The purpose of of all hashroas haschechinoh in this world is not some abstract, otherworldly experience. It is a very practical thing. For us to connect to Hashem who is beyond this world and distinct from this world yet controls every aspect of this world is very difficult. So Hashem has given us various tools and vehicles to make that connection: Nevuoh, avodas korbonos, Beis Hamikdosh, etc. But as history goes on, we lose these specific tools and methods. They are not always available. So there has to be a continual thing that we can always use to connect to Hashem regardless of time and place.
Tha Ra’avad writes in his sefer Ba’alei Nefesh that Hashem designed the Torah in a way that gives us mitzvos and aveiros which accompany every mundane, everyday human activity. We need clothes, so we have to worry about shatnez and daled kanfos. We eat and we need to make brochos and keep hilchos kashrus. We make a business transaction, we have to keep mishpotim and Choshen Mishpot. All these mitzvos and aveiros are designed to keep Hashem constantly in our consciousness with every small thing we do.
But there is another method for keeping Hashem in our consciousness at all times - that is through preoccupying our minds with limud haTorah. At every stage in our history when we lost a level of schechinoh, the response again and again is limud haTorah. It means we establish priorities in this world about what I do with our money and with our time.
Kevias itim leTorah means even though you are busy, you take of time for whatever is essential for living. Everyone knows you take a lunch break from work otherwise you will collapse. You take off time to sleep because you need sleep to live. No-one things taking off time for these essential needs is compromising their career and their ambitions, because without them, you simply can’t live! So too with learning Torah. A Jew has to know that he needs Torah to live. Without connecting to Hashem on a daily basis without exceptions, my life is not a life worth living. If you feel that giving time up to Hashem is an intrusion on your goals and ambitions, then you don’t really know what life’s about.
Hashem gives everyone of us money and the question is what we do with that money. Do we recognize that it is a gift from Hashem? Or that its mine, I made it, I worked hard for it. If you recognize that it is a gift from Hashem, then it’s easy and natural to want to give back. Ve’yikchu Li Terumoh. Hashem says He wants to give us hashroas haschechinoh. He wants us to know what the money is for. We are taking when we give to the Mishkon.
When the Rambam says that giving to matonos le’evyonim is the number one, most important mitzvah on Purim, he doesn’t say you need to be moser nefesh to do it. He says it is the greatest simcha in the world-- knowing you’ve lifted up the hearts of those who are less fortunate. There is no other simchas Purim that compares to it. A person who feels that he can’t do that doesn’t understand what the Torah has told him about life and what is valuable in life.

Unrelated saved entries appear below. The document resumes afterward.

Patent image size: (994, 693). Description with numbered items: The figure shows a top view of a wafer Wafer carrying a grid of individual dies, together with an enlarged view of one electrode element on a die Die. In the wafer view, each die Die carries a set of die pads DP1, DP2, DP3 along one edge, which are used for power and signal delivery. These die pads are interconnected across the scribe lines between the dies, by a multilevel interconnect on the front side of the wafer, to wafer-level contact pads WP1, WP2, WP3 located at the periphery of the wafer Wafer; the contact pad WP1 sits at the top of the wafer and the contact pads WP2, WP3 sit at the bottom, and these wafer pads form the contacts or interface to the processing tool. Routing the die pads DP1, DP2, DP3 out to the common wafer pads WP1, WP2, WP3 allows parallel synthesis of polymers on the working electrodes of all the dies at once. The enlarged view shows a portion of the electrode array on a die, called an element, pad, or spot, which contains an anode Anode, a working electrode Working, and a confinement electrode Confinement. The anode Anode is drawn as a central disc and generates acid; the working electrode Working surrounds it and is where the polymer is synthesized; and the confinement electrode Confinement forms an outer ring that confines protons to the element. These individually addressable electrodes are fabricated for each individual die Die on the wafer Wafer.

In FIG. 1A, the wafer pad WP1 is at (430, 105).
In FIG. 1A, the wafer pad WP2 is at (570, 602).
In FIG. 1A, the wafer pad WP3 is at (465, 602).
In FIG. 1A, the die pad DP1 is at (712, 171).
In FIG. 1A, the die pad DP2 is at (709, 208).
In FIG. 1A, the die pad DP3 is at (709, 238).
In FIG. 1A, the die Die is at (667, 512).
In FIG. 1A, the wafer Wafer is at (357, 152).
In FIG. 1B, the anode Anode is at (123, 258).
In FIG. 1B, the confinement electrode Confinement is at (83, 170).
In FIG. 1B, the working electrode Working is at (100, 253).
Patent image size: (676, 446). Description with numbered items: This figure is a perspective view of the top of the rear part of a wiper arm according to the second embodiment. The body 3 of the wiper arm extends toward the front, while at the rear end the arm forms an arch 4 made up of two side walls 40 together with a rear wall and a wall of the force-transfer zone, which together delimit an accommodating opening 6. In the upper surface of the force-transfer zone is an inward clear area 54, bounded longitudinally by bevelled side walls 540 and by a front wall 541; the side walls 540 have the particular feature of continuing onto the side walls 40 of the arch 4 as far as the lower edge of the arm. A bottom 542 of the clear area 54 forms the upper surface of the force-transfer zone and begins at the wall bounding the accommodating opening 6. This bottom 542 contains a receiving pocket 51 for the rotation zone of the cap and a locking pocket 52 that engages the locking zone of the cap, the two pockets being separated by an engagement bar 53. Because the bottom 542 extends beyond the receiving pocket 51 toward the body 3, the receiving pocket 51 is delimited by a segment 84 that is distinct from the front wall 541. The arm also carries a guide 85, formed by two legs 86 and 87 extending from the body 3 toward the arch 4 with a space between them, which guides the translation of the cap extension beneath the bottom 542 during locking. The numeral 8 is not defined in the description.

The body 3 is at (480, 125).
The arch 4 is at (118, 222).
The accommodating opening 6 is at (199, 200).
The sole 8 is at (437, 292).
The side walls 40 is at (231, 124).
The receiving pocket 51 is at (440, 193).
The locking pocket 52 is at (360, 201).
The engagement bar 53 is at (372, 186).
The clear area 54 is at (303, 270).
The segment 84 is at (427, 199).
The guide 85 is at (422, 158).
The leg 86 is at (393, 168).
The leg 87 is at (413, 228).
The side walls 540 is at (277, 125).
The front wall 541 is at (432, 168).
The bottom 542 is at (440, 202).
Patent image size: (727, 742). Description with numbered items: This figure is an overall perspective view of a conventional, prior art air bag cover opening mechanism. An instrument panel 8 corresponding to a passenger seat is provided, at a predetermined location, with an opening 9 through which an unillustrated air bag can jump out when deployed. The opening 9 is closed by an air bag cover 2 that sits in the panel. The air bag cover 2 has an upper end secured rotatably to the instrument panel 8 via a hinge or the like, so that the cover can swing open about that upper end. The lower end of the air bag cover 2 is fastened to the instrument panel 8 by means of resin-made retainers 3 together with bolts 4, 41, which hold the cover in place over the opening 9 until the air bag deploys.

If a person doesn’t feel that his neshomo needs a constant, daily connection to Hashem-- no less than the body needs food and sleep, if he doesn’t understand that donating to the Mishkon is for creating a hashroas haschechinoh in our very lives, he doesn’t understand what Adar is about and what life is all about. When you are giving, you are taking.
This is what a person has to think about when he makes decisions about what he does with his time and with his money. What is he achieving with his time and money? What is he accomplishing?
Anyone who has thought through what Purim is all about, realizes that acting silly and stupid is totally counterproductive to the spirit of simchoh that the Torah had in mind and that Chazal had in mind. We have to understand what we are rejoicing about and why we are someach.